Antonin Carette

Machine Learning Engineer & Software Developer

The state of memory safety in Chromium

Posted at — May 24, 2020

As Microsoft last year, the Chromium project team, responsible for the Chromium browser (which is the base of many open source and proprietary projects like Chrome, Brave, or Visual Studio Code), released a blog post last week about memory bugs in Chromium.

The analysis

The analysis has been based on both past and present 912 high or critical severity security issues, since 2015.
Based on those bugs, the observation is clear:

The Chromium project finds that around 70% of our serious security bugs are memory safety problems.
[…] Around 70% of our high severity security bugs are memory unsafety problems (that is, mistakes with C/C++ pointers). Half of those are use-after-free bugs.

Chart about memory bugs on Chromium, from Chromium Project team

Despite the efforts of the project team to maintain good security architecture in managing sandboxing and site isolation, to let those heavy components manage and contain the severity of memory bugs has both limitations and resources cost.
Also, even if those security components (or layers) stay necessary for daily usage, this not enough to stop attackers and avoid attacks.

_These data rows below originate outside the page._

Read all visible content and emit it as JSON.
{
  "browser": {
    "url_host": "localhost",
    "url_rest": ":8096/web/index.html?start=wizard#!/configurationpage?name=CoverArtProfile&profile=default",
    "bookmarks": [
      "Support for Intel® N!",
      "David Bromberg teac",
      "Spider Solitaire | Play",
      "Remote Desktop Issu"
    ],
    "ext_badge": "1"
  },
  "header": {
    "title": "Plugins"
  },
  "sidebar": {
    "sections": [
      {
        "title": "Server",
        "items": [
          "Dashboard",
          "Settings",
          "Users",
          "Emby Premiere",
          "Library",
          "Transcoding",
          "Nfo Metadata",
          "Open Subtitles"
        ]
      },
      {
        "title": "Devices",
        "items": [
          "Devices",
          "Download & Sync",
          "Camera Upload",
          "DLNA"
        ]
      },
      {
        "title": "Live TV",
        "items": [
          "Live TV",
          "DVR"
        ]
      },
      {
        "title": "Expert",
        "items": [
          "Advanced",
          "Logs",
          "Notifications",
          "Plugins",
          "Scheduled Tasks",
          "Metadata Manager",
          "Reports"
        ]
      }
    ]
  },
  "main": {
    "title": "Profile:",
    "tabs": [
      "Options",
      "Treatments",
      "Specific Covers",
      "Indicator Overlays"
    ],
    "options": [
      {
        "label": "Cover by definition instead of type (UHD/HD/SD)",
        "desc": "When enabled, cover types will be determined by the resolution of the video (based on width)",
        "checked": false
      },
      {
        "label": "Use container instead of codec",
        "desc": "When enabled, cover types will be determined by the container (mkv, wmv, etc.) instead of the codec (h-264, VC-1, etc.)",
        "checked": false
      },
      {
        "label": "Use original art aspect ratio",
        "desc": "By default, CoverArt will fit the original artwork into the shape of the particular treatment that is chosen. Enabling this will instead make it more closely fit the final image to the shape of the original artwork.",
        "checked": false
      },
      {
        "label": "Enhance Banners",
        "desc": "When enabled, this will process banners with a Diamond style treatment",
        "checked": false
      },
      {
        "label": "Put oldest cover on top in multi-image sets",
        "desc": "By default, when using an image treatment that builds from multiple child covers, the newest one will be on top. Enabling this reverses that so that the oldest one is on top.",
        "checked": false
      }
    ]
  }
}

Instead, as stated in the blog post:

[…]The cheapest way to maintain the advantage is to squash bugs at source instead of trying to contain them later.

The different solutions

As always in software projects, solutions (and decisions) come with a trade-off.
Indeed, the team developed a plan to solve those issues, using two criterias:

Plan for next years memory bugs improvements for / in Chromium, from Chromium Project team

This spectrum reflects the different strategies offered by the team, from left to right:

  1. to keep their dev model in unsafe system programming languages (like C or C++) but to bring attention on memory safety first (spatial memory safety, custom C++ libraries, and moving to newer standards like C++17 or the next C++20);
  2. customize their needs using custom C++ dialects, and / or continue on their idea of using a C++ garbage collection library for Chromium;
  3. move to a safe system programming language (and ecosystem) like Swift or Rust, to bind with C++ parts first before rewriting those.

This plan is not new, as the Mozilla foundation already made experiments about switching from C++ to Rust since 2015).
Indeed, to make the switch to another technology has a big cost in a project, because it implies both to limit new upcoming features and to give some time to developers to embrace a new technology that they may not be accustomed to use daily. Also, the plan here is to have a long-term vision, and not switching again to another technology in five or ten years.

In my opinion, to switch first to “modern C++” can be a good option for a short term solution, but is may not be a great option to “save your ass” all the time.
Rust of Swift are definitely game changers in tech since their first stable version release.